European Central Bank Credibility on the Line
Already this November, ECB President Mario Draghi pointed to European flash purchasing managers’ index results to indicate that a strong recovery is unlikely in the coming months. His sense of urgency to lift inflation expectations “as soon as possible,” has a percentage of the market already anticipating the ECB will sweeten the terms of the TLTRO (targeted long-term refinancing operation) in December, while leaving the debate over balance sheet expectations until January.
Draghi needs to get a real “bang for his buck” before hot air whistles away and the ECB loses street credibility. Eurozone policymakers will need to make sure that they have exhausted all existing balance sheet avenues before they begin to charge down the route of no return: sovereign bond purchases. To date, the ECB has had the minimum of success in expanding its balance sheet. In fact, it has actually declined –€11B since the beginning of September. The EUR will remain very sensitive to short interest rate trends, with further downside very much on the cards.
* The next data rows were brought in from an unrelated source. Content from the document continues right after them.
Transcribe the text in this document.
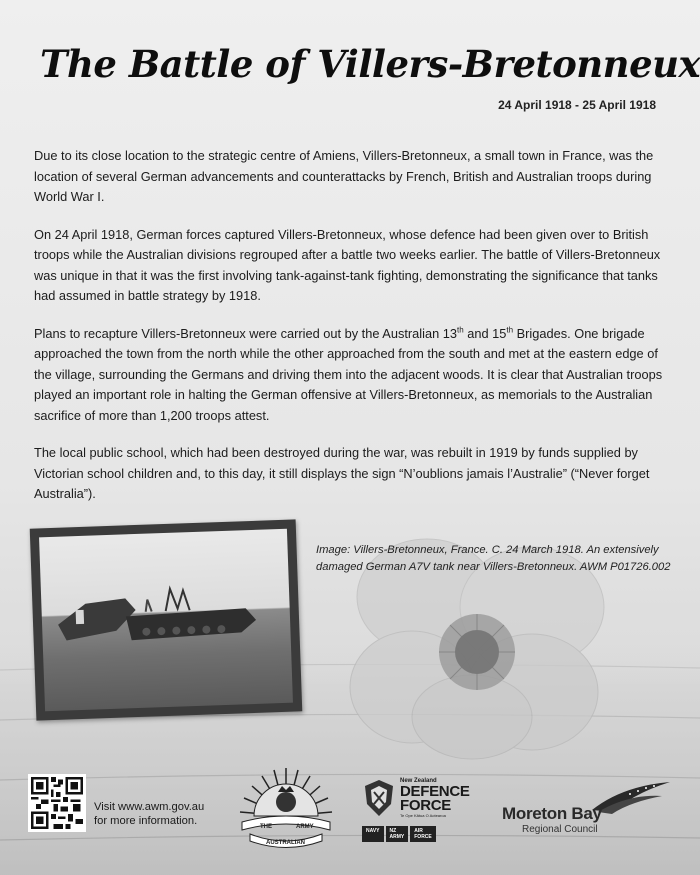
The Battle of Villers-Bretonneux
24 April 1918 - 25 April 1918

Due to its close location to the strategic centre of Amiens, Villers-Bretonneux, a small town in France, was the location of several German advancements and counterattacks by French, British and Australian troops during World War I.

On 24 April 1918, German forces captured Villers-Bretonneux, whose defence had been given over to British troops while the Australian divisions regrouped after a battle two weeks earlier. The battle of Villers-Bretonneux was unique in that it was the first involving tank-against-tank fighting, demonstrating the significance that tanks had assumed in battle strategy by 1918.

Plans to recapture Villers-Bretonneux were carried out by the Australian 13th and 15th Brigades. One brigade approached the town from the north while the other approached from the south and met at the eastern edge of the village, surrounding the Germans and driving them into the adjacent woods. It is clear that Australian troops played an important role in halting the German offensive at Villers-Bretonneux, as memorials to the Australian sacrifice of more than 1,200 troops attest.

The local public school, which had been destroyed during the war, was rebuilt in 1919 by funds supplied by Victorian school children and, to this day, it still displays the sign “N’oublions jamais l’Australie” (“Never forget Australia”).

Image: Villers-Bretonneux, France. C. 24 March 1918. An extensively damaged German A7V tank near Villers-Bretonneux. AWM P01726.002
Visit www.awm.gov.au
for more information.	THE	ARMY
AUSTRALIAN
New Zealand
DEFENCE
FORCE
Te Ope Kātua O Aotearoa
NAVY	NZ ARMY
AIR FORCE
Moreton Bay
Regional Council
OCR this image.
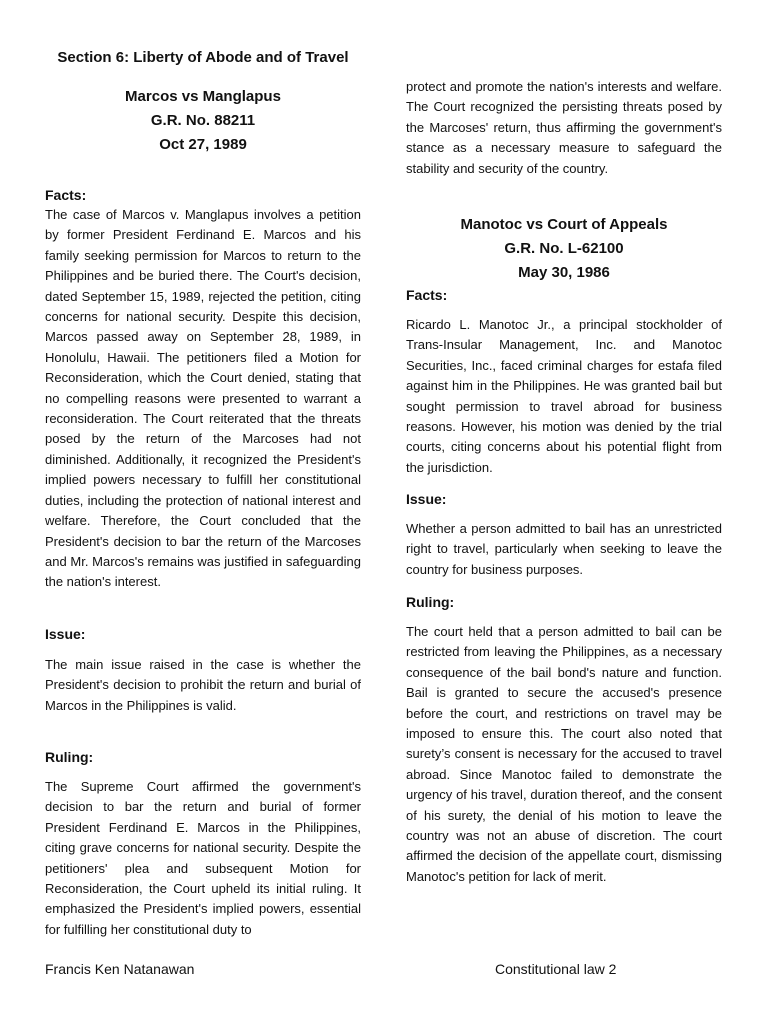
Section 6: Liberty of Abode and of Travel
Marcos vs Manglapus
G.R. No. 88211
Oct 27, 1989
Facts:
The case of Marcos v. Manglapus involves a petition by former President Ferdinand E. Marcos and his family seeking permission for Marcos to return to the Philippines and be buried there. The Court's decision, dated September 15, 1989, rejected the petition, citing concerns for national security. Despite this decision, Marcos passed away on September 28, 1989, in Honolulu, Hawaii. The petitioners filed a Motion for Reconsideration, which the Court denied, stating that no compelling reasons were presented to warrant a reconsideration. The Court reiterated that the threats posed by the return of the Marcoses had not diminished. Additionally, it recognized the President's implied powers necessary to fulfill her constitutional duties, including the protection of national interest and welfare. Therefore, the Court concluded that the President's decision to bar the return of the Marcoses and Mr. Marcos's remains was justified in safeguarding the nation's interest.
Issue:
The main issue raised in the case is whether the President's decision to prohibit the return and burial of Marcos in the Philippines is valid.
Ruling:
The Supreme Court affirmed the government's decision to bar the return and burial of former President Ferdinand E. Marcos in the Philippines, citing grave concerns for national security. Despite the petitioners' plea and subsequent Motion for Reconsideration, the Court upheld its initial ruling. It emphasized the President's implied powers, essential for fulfilling her constitutional duty to
protect and promote the nation's interests and welfare. The Court recognized the persisting threats posed by the Marcoses' return, thus affirming the government's stance as a necessary measure to safeguard the stability and security of the country.
Manotoc vs Court of Appeals
G.R. No. L-62100
May 30, 1986
Facts:
Ricardo L. Manotoc Jr., a principal stockholder of Trans-Insular Management, Inc. and Manotoc Securities, Inc., faced criminal charges for estafa filed against him in the Philippines. He was granted bail but sought permission to travel abroad for business reasons. However, his motion was denied by the trial courts, citing concerns about his potential flight from the jurisdiction.
Issue:
Whether a person admitted to bail has an unrestricted right to travel, particularly when seeking to leave the country for business purposes.
Ruling:
The court held that a person admitted to bail can be restricted from leaving the Philippines, as a necessary consequence of the bail bond's nature and function. Bail is granted to secure the accused's presence before the court, and restrictions on travel may be imposed to ensure this. The court also noted that surety’s consent is necessary for the accused to travel abroad. Since Manotoc failed to demonstrate the urgency of his travel, duration thereof, and the consent of his surety, the denial of his motion to leave the country was not an abuse of discretion. The court affirmed the decision of the appellate court, dismissing Manotoc's petition for lack of merit.
Francis Ken Natanawan	Constitutional law 2
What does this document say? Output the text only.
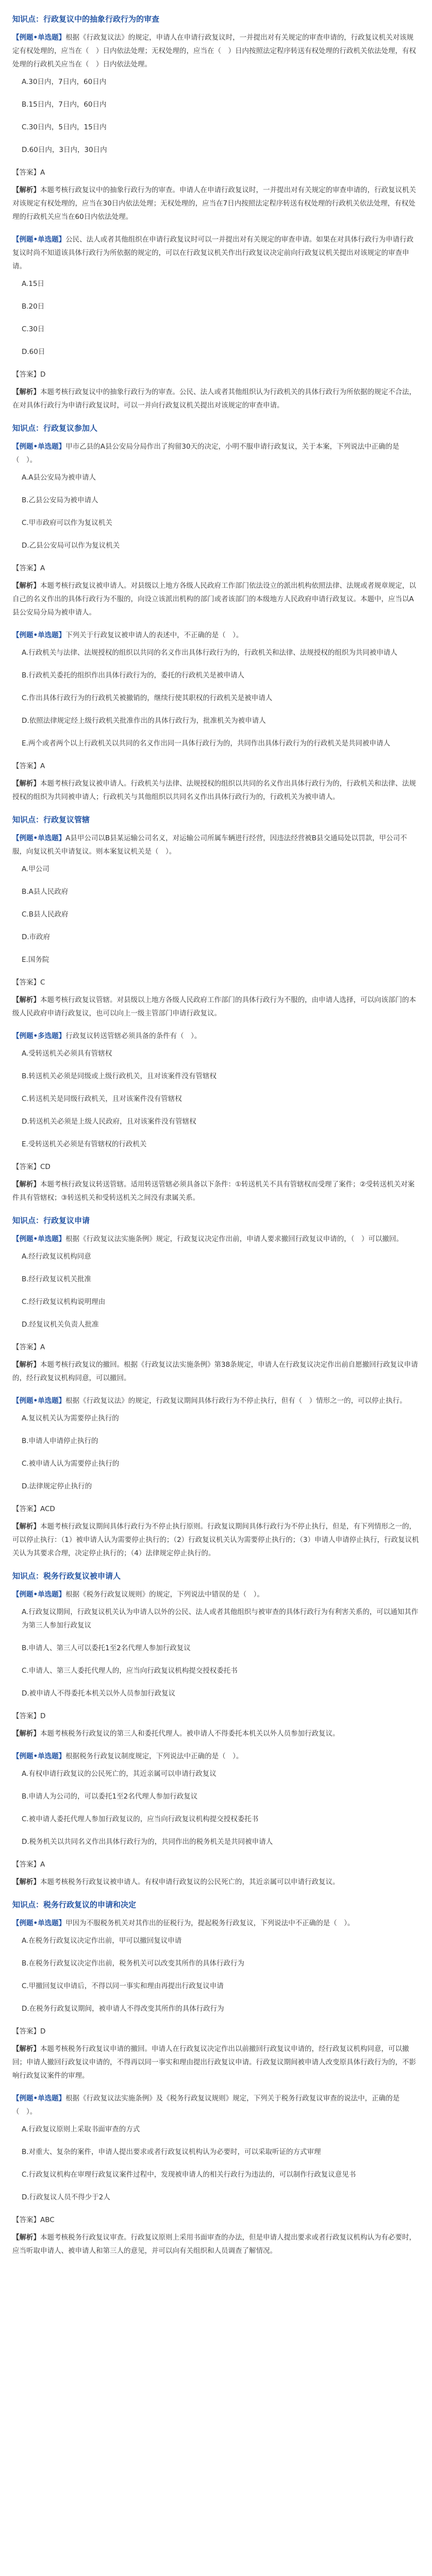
知识点：行政复议中的抽象行政行为的审查
【例题•单选题】根据《行政复议法》的规定，申请人在申请行政复议时，一并提出对有关规定的审查申请的，行政复议机关对该规定有权处理的，应当在（　）日内依法处理；无权处理的，应当在（　）日内按照法定程序转送有权处理的行政机关依法处理，有权处理的行政机关应当在（　）日内依法处理。
A.30日内，7日内，60日内
B.15日内，7日内，60日内
C.30日内，5日内，15日内
D.60日内，3日内，30日内
【答案】A
【解析】本题考核行政复议中的抽象行政行为的审查。申请人在申请行政复议时，一并提出对有关规定的审查申请的，行政复议机关对该规定有权处理的，应当在30日内依法处理；无权处理的，应当在7日内按照法定程序转送有权处理的行政机关依法处理，有权处理的行政机关应当在60日内依法处理。
【例题•单选题】公民、法人或者其他组织在申请行政复议时可以一并提出对有关规定的审查申请。如果在对具体行政行为申请行政复议时尚不知道该具体行政行为所依据的规定的，可以在行政复议机关作出行政复议决定前向行政复议机关提出对该规定的审查申请。
A.15日
B.20日
C.30日
D.60日
【答案】D
【解析】本题考核行政复议中的抽象行政行为的审查。公民、法人或者其他组织认为行政机关的具体行政行为所依据的规定不合法，在对具体行政行为申请行政复议时，可以一并向行政复议机关提出对该规定的审查申请。
知识点：行政复议参加人
【例题•单选题】甲市乙县的A县公安局分局作出了拘留30天的决定，小明不服申请行政复议，关于本案，下列说法中正确的是（　）。
A.A县公安局为被申请人
B.乙县公安局为被申请人
C.甲市政府可以作为复议机关
D.乙县公安局可以作为复议机关
【答案】A
【解析】本题考核行政复议被申请人。对县级以上地方各级人民政府工作部门依法设立的派出机构依照法律、法规或者规章规定，以自己的名义作出的具体行政行为不服的，向设立该派出机构的部门或者该部门的本级地方人民政府申请行政复议。本题中，应当以A县公安局分局为被申请人。
【例题•单选题】下列关于行政复议被申请人的表述中，不正确的是（　）。
A.行政机关与法律、法规授权的组织以共同的名义作出具体行政行为的，行政机关和法律、法规授权的组织为共同被申请人
B.行政机关委托的组织作出具体行政行为的，委托的行政机关是被申请人
C.作出具体行政行为的行政机关被撤销的，继续行使其职权的行政机关是被申请人
D.依照法律规定经上级行政机关批准作出的具体行政行为，批准机关为被申请人
E.两个或者两个以上行政机关以共同的名义作出同一具体行政行为的，共同作出具体行政行为的行政机关是共同被申请人
【答案】A
【解析】本题考核行政复议被申请人。行政机关与法律、法规授权的组织以共同的名义作出具体行政行为的，行政机关和法律、法规授权的组织为共同被申请人；行政机关与其他组织以共同名义作出具体行政行为的，行政机关为被申请人。
知识点：行政复议管辖
【例题•单选题】A县甲公司以B县某运输公司名义，对运输公司所属车辆进行经营，因违法经营被B县交通局处以罚款，甲公司不服，向复议机关申请复议。则本案复议机关是（　）。
A.甲公司
B.A县人民政府
C.B县人民政府
D.市政府
E.国务院
【答案】C
【解析】本题考核行政复议管辖。对县级以上地方各级人民政府工作部门的具体行政行为不服的，由申请人选择，可以向该部门的本级人民政府申请行政复议，也可以向上一级主管部门申请行政复议。
【例题•多选题】行政复议转送管辖必须具备的条件有（　）。
A.受转送机关必须具有管辖权
B.转送机关必须是同级或上级行政机关，且对该案件没有管辖权
C.转送机关是同级行政机关，且对该案件没有管辖权
D.转送机关必须是上级人民政府，且对该案件没有管辖权
E.受转送机关必须是有管辖权的行政机关
【答案】CD
【解析】本题考核行政复议转送管辖。适用转送管辖必须具备以下条件：①转送机关不具有管辖权而受理了案件；②受转送机关对案件具有管辖权；③转送机关和受转送机关之间没有隶属关系。
知识点：行政复议申请
【例题•单选题】根据《行政复议法实施条例》规定，行政复议决定作出前，申请人要求撤回行政复议申请的，（　）可以撤回。
A.经行政复议机构同意
B.经行政复议机关批准
C.经行政复议机构说明理由
D.经复议机关负责人批准
【答案】A
【解析】本题考核行政复议的撤回。根据《行政复议法实施条例》第38条规定，申请人在行政复议决定作出前自愿撤回行政复议申请的，经行政复议机构同意，可以撤回。
【例题•单选题】根据《行政复议法》的规定，行政复议期间具体行政行为不停止执行，但有（　）情形之一的，可以停止执行。
A.复议机关认为需要停止执行的
B.申请人申请停止执行的
C.被申请人认为需要停止执行的
D.法律规定停止执行的
【答案】ACD
【解析】本题考核行政复议期间具体行政行为不停止执行原则。行政复议期间具体行政行为不停止执行，但是，有下列情形之一的，可以停止执行：（1）被申请人认为需要停止执行的；（2）行政复议机关认为需要停止执行的；（3）申请人申请停止执行，行政复议机关认为其要求合理，决定停止执行的；（4）法律规定停止执行的。
知识点：税务行政复议被申请人
【例题•单选题】根据《税务行政复议规则》的规定，下列说法中错误的是（　）。
A.行政复议期间，行政复议机关认为申请人以外的公民、法人或者其他组织与被审查的具体行政行为有利害关系的，可以通知其作为第三人参加行政复议
B.申请人、第三人可以委托1至2名代理人参加行政复议
C.申请人、第三人委托代理人的，应当向行政复议机构提交授权委托书
D.被申请人不得委托本机关以外人员参加行政复议
【答案】D
【解析】本题考核税务行政复议的第三人和委托代理人。被申请人不得委托本机关以外人员参加行政复议。
【例题•单选题】根据税务行政复议制度规定，下列说法中正确的是（　）。
A.有权申请行政复议的公民死亡的，其近亲属可以申请行政复议
B.申请人为公司的，可以委托1至2名代理人参加行政复议
C.被申请人委托代理人参加行政复议的，应当向行政复议机构提交授权委托书
D.税务机关以共同名义作出具体行政行为的，共同作出的税务机关是共同被申请人
【答案】A
【解析】本题考核税务行政复议被申请人。有权申请行政复议的公民死亡的，其近亲属可以申请行政复议。
知识点：税务行政复议的申请和决定
【例题•单选题】甲因为不服税务机关对其作出的征税行为，提起税务行政复议，下列说法中不正确的是（　）。
A.在税务行政复议决定作出前，甲可以撤回复议申请
B.在税务行政复议决定作出前，税务机关可以改变其所作的具体行政行为
C.甲撤回复议申请后，不得以同一事实和理由再提出行政复议申请
D.在税务行政复议期间，被申请人不得改变其所作的具体行政行为
【答案】D
【解析】本题考核税务行政复议申请的撤回。申请人在行政复议决定作出以前撤回行政复议申请的，经行政复议机构同意，可以撤回；申请人撤回行政复议申请的，不得再以同一事实和理由提出行政复议申请。行政复议期间被申请人改变原具体行政行为的，不影响行政复议案件的审理。
【例题•单选题】根据《行政复议法实施条例》及《税务行政复议规则》规定，下列关于税务行政复议审查的说法中，正确的是（　）。
A.行政复议原则上采取书面审查的方式
B.对重大、复杂的案件，申请人提出要求或者行政复议机构认为必要时，可以采取听证的方式审理
C.行政复议机构在审理行政复议案件过程中，发现被申请人的相关行政行为违法的，可以制作行政复议意见书
D.行政复议人员不得少于2人
【答案】ABC
【解析】本题考核税务行政复议审查。行政复议原则上采用书面审查的办法，但是申请人提出要求或者行政复议机构认为有必要时，应当听取申请人、被申请人和第三人的意见，并可以向有关组织和人员调查了解情况。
The Organization for Economic Cooperation and Development (OECD) is ahead of the curve on the eurozone’s limitations. The OECD thinks the region poses a serious danger for global growth, with the world’s economy already “in low gear,” as unemployment remains high and inflation persistently far from the ECB’s target. The next two months could make or break the ECB’s remaining credibility starting with its December 4 meeting.
The Fed’s Game of Show and Tell
The Fed is in its own class and well ahead of the remaining Group of Seven pack.
Fed Chair Janet Yellen and company are weighing whether they should communicate more of their views about the probable pace of interest rate increases after they lift off zero next year. The transparency question is a hot topic among the central bank’s rate-setting committee. Some members think it would be helpful to clarify its likely approach to the pace of increases – fixed-income dealers are currently pricing in a second-quarter 2015 hike. The discussion at the Fed’s last meeting in October highlighted how much officials will rely on forward guidance in the future. After bond purchases ended last month, language may be the most practical option left to assure investors that policy won’t become overly restrictive if officials decide to take a stand against inflation seen as too low.